There has been a marked increase in the rate of suicide and self-injury among the Iranian military forces including the army, Islamic Republic Guard Corps (IRGC), police and some paramilitary organisations.
The data not only includes soldiers but also officers and senior personnel. The recent string of suicides in military units, including that of a conscript who killed three of his fellow soldiers before killing himself at a provincial corrections and rehabilitation centre in Yasuj (700 km south of Tehran), and the suicide of other conscripts in Kash (Sistan and Baluchistan Province) and Ahvaz (Kazakhstan Province) are only a few examples of a rising suicide rate on military bases. However, what is published in the media provides only a glimpse into a much bigger truth, bulk of which is not disclosed.
The last time a military official spoke about suicide among military units was at the 15th Assembly of the Crime Prevention in the Armed Forces in February 2014 at the the Islamic Republic of Iran Army Aviation (IRIAA), headquarters in Tehran. Brigadier-General Mahmoudi, the deputy commander in charge of operations of the Iranian army, told reporters: “our six-month investigation into the underlying causes of suicide has shown that the common factors among those committing suicide have been personal, family, emotional and psychological problems and addiction. We have also identified other underlying causes such as fear of serving in the military or being stationed at the boarders, lack of security within the family and having negative attitude towards other soldiers.”
According to Brig-Gen Mahmoudi and the Crime Prevention in the Armed Forces Commission, in an effort to halt the escalating high rate of suicide, a formal request was made to the deputy commander of the general staff of the armed forces in charge of human resources, asking that all soldiers undergo a psychological and emotional examination before entering the service. There hasn’t been a response to this request even after three years.
The data regarding the number of suicides in military units and organisations varies because not only serving in a particular branch of the military meaning the army, IRGC and police, but geography also plays a role has an impact on the number of suicides. Indeed there is a higher number of suicides among servicemen stationed in remote areas and at the borders than those officers and military staff serving in the provincial capitals.

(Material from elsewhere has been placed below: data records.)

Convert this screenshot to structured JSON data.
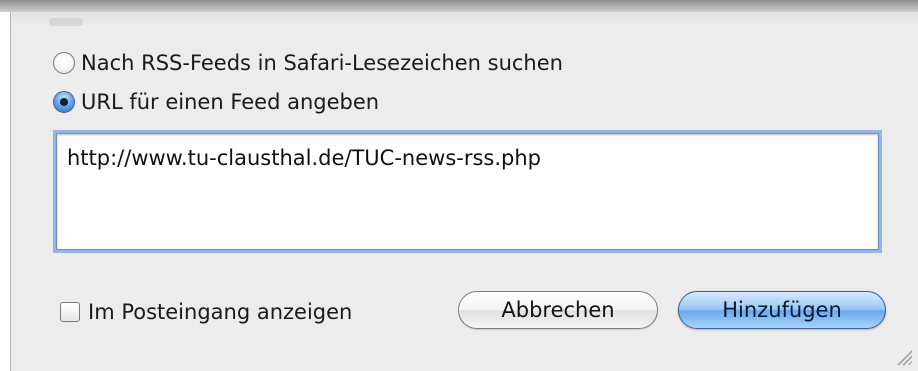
{
  "dialog": {
    "options": [
      {
        "label": "Nach RSS-Feeds in Safari-Lesezeichen suchen",
        "selected": false
      },
      {
        "label": "URL für einen Feed angeben",
        "selected": true
      }
    ],
    "url_field": {
      "value": "http://www.tu-clausthal.de/TUC-news-rss.php"
    },
    "checkbox": {
      "label": "Im Posteingang anzeigen",
      "checked": false
    },
    "buttons": {
      "cancel_label": "Abbrechen",
      "add_label": "Hinzufügen"
    }
  },
  "icons": {
    "resize_grip": "resize-grip-icon"
  },
  "colors": {
    "sheet_background": "#ececec",
    "focus_ring": "#78a4e2",
    "default_button": "#6aa8ea"
  }
}
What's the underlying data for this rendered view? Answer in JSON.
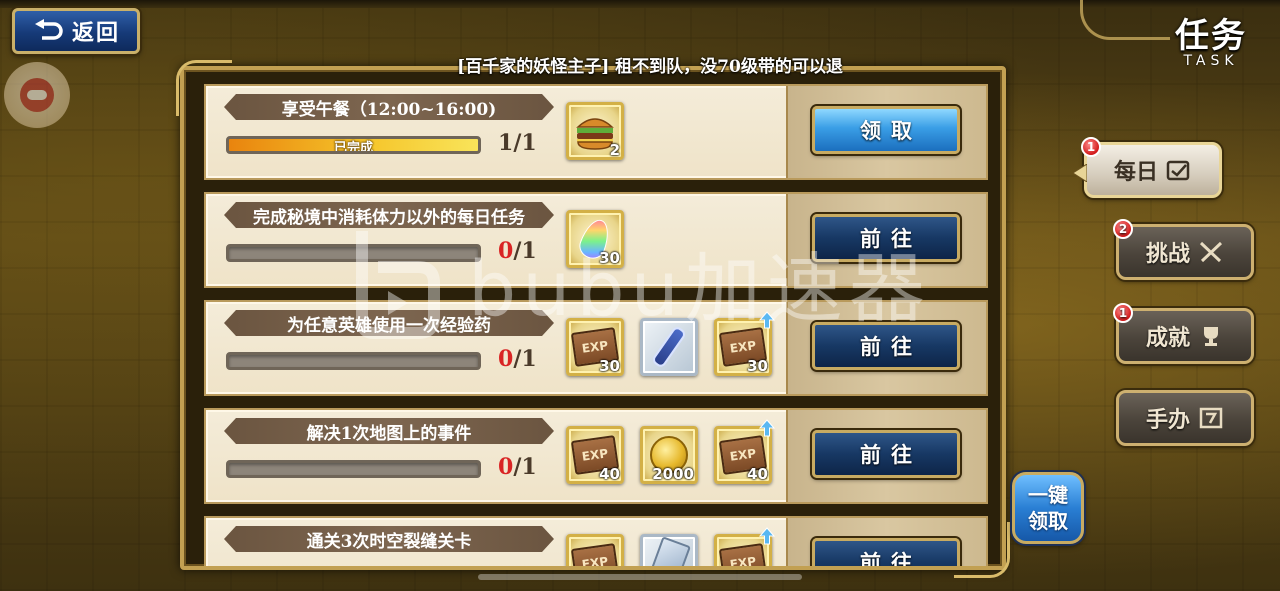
{
  "header": {
    "back_label": "返回",
    "title_zh": "任务",
    "title_en": "TASK",
    "announcement": "[百千家的妖怪主子] 租不到队，没70级带的可以退"
  },
  "tasks": [
    {
      "title": "享受午餐（12:00~16:00)",
      "progress_fraction": 1.0,
      "progress_label": "已完成",
      "count_current": "1",
      "count_total": "/1",
      "rewards": [
        {
          "icon": "burger-icon",
          "qty": "2"
        }
      ],
      "button_label": "领取",
      "button_type": "claim"
    },
    {
      "title": "完成秘境中消耗体力以外的每日任务",
      "progress_fraction": 0,
      "progress_label": "",
      "count_current": "0",
      "count_total": "/1",
      "rewards": [
        {
          "icon": "rainbow-gem-icon",
          "qty": "30"
        }
      ],
      "button_label": "前往",
      "button_type": "go"
    },
    {
      "title": "为任意英雄使用一次经验药",
      "progress_fraction": 0,
      "progress_label": "",
      "count_current": "0",
      "count_total": "/1",
      "rewards": [
        {
          "icon": "exp-ticket-icon",
          "label": "EXP",
          "qty": "30"
        },
        {
          "icon": "potion-icon",
          "qty": ""
        },
        {
          "icon": "exp-ticket-up-icon",
          "label": "EXP",
          "qty": "30"
        }
      ],
      "button_label": "前往",
      "button_type": "go"
    },
    {
      "title": "解决1次地图上的事件",
      "progress_fraction": 0,
      "progress_label": "",
      "count_current": "0",
      "count_total": "/1",
      "rewards": [
        {
          "icon": "exp-ticket-icon",
          "label": "EXP",
          "qty": "40"
        },
        {
          "icon": "gold-coin-icon",
          "qty": "2000"
        },
        {
          "icon": "exp-ticket-up-icon",
          "label": "EXP",
          "qty": "40"
        }
      ],
      "button_label": "前往",
      "button_type": "go"
    },
    {
      "title": "通关3次时空裂缝关卡",
      "progress_fraction": 0,
      "progress_label": "",
      "count_current": "",
      "count_total": "",
      "rewards": [
        {
          "icon": "exp-ticket-icon",
          "label": "EXP",
          "qty": ""
        },
        {
          "icon": "scroll-card-icon",
          "qty": ""
        },
        {
          "icon": "exp-ticket-up-icon",
          "label": "EXP",
          "qty": ""
        }
      ],
      "button_label": "前往",
      "button_type": "go"
    }
  ],
  "side_tabs": [
    {
      "label": "每日",
      "badge": "1",
      "icon": "calendar-icon",
      "active": true
    },
    {
      "label": "挑战",
      "badge": "2",
      "icon": "crossed-swords-icon",
      "active": false
    },
    {
      "label": "成就",
      "badge": "1",
      "icon": "trophy-icon",
      "active": false
    },
    {
      "label": "手办",
      "badge": "",
      "icon": "figure-box-icon",
      "active": false
    }
  ],
  "onekey": {
    "line1": "一键",
    "line2": "领取"
  },
  "watermark": {
    "text": "bubu加速器"
  },
  "colors": {
    "claim_button": "#3a9ee6",
    "go_button": "#173864",
    "progress_fill": "#f5c52a",
    "badge_red": "#d21a1a",
    "count_red": "#d92424",
    "frame_gold": "#c2a052"
  }
}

Many countries around the world including the United States follow well-defined military doctrines, and also possess a wealth of experience accumulated through many wars. They have formulated various programmes that aim to raise the spirits and morals of their soldiers and military personnel. These programmes are designed to address the specific needs of the sea, air and ground units stationed in various geographical locations. They factor in the various social, cultural and religious beliefs and physical needs as well as sexual attitudes.
Recently, in Iran a number of research articles have summarised the findings of a few low-budget and short-lived studies into the causes of emotional and psychological problems in the military by a generation of new researchers. Over 90 per cent of those attempting suicide suffer from one or the other form of psychological problems such as depression and bipolar disorder.
The revolutionary and Islamic ideology and training is continually reinforced within the military units of the Islamic Republic, and religion is used to boost the morale. However, this approach has not only proven to be ineffective, it has most likely caused more emotional and mental anguish. Mental pressure, rising expectations of the new generation and failure on the part of those institutions in charge of education reform to adapt to the changing times have allowed religion, a culture of martyrdom and sacrifice in the name of Islam and the revolution to turn the military bases into a dead and soulless entities.
Clerics have replaced professional psychologists and psychiatrists looking after the emotional and psychological welfare of the soldiers, clerics at military bases. These clerics are the representatives of the Ideological and Political Organization of the Armed Forces and are permanently stationed on military bases. They do not only failed to offer any real help, but instead they are part of the problem.
Military bases, to put it mildly are sad places, where much fewer festive occasions than religious ones, are celebrated. On those occasions, which are very rare, soldiers are given leave to go home. However, the religious mournings are not only observed on a designated dates but performed deliberately on a daily basis by the clerics during the daily morning, afternoon and evening prayers. Held at the prayer houses embedded in military bases, the ceremonies have maintained their antiquated revolutionary form. They are a form of indoctrination by remnants of leaders who belong to another age.
For the younger generation of military personnel, religious and revolutionary teachings are no longer effective tools for uplifting the spirit, preventing suicide or self-injury let alone fighting for Islam and the revolution. At the same time pride, stubbornness and fear of being stigmatised for seeking psychological help and possible damage to their careers discourage some from seeking help which makes it very difficult for military officials to effectively prevent suicides.
Although many officers in Iran do undergo emotional and psychological assessment prior to their trainings and employments with the armed forces; soldiers do not. Therefore soldiers are more prone to suicide. When an individual within a unit commit suicide, the incident has a profound negative affect on the whole unit.